« Talitha koum »
13e DIMANCHE ORDINAIRE (B)
Évangile de Jésus Christ selon saint Marc 5, 21-43
J
ésus regagna en barque l’autre rive, et une grande foule s’assembla autour de lui. Il était au bord du lac. Arrive un chef de synagogue, nommé Jaïre. Voyant Jésus, il tombe à ses pieds et le supplie instamment : « Ma petite fille est à toute extrémité.

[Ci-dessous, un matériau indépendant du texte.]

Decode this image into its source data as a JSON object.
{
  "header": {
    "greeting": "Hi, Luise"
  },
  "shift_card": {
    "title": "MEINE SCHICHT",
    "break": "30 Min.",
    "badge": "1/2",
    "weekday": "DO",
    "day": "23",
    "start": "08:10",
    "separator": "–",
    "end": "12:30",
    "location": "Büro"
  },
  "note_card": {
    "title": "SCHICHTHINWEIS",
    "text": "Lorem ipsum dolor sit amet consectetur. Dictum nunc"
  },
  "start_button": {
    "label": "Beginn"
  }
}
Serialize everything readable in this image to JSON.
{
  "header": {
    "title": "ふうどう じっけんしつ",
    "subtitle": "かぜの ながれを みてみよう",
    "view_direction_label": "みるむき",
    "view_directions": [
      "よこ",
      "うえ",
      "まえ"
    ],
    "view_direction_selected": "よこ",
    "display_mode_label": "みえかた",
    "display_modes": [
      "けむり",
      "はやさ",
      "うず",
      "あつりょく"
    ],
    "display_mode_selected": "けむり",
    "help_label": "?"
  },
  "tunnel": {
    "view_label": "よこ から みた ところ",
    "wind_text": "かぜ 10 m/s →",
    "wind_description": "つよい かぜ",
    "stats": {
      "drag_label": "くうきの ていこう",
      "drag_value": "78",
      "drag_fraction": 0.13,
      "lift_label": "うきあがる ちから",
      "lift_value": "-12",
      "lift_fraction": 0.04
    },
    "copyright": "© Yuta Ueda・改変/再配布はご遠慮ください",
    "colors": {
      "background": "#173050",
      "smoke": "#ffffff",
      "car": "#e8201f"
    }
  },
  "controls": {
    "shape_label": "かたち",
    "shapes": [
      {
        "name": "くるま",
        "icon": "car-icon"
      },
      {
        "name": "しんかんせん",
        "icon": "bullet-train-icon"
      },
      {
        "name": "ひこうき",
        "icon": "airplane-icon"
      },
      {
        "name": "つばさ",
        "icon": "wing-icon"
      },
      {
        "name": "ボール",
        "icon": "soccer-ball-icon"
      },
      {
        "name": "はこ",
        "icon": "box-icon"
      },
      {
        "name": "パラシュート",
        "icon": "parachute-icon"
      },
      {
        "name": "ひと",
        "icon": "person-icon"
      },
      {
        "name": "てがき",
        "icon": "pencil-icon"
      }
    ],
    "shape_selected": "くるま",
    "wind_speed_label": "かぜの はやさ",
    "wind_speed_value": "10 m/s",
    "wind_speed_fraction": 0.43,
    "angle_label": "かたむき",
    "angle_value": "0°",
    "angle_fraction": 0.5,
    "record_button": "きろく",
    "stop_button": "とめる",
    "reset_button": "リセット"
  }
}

Viens lui imposer les mains pour qu’elle soit sauvée et qu’elle vive. » Jésus partit avec lui, et la foule qui le suivait était si nombreuse qu’elle l’écrasait.
Or, une femme, qui avait des pertes de sang depuis douze ans… - elle avait beaucoup souffert du traitement de nombreux médecins, et elle avait dépensé tous ses biens sans aucune amélioration ; au contraire, son état avait plutôt empiré - …cette femme donc, ayant appris ce qu’on disait de Jésus, vint par derrière dans la foule et toucha son vêtement. Car elle se disait ; « Si je parviens à toucher seulement son vêtement, je serai sauvée. » A l’instant, l’hémorragie s’arrête, et elle ressentit dans son corps qu’elle était guérie de son mal. Aussitôt Jésus se rendit compte qu’une force était sortie de lui. Il se retourna dans la foule et il demandait : « Qui a touché mes vêtements ? » Ses disciples lui répondaient : « Tu vois bien la foule qui t‘écrase, et tu demandes : ‘Qui m’a touché ?’ » Mais lui regardait tout autour pour voir celle qui avait fait ce geste. Alors la femme, craintive et tremblante, sachant ce qui lui était arrivé, vint se jeter à ses pieds et lui dit toute la vérité. Mais Jésus reprit : « Ma fille, ta foi t’a sauvée. Va en paix et sois guérie de ton mal. »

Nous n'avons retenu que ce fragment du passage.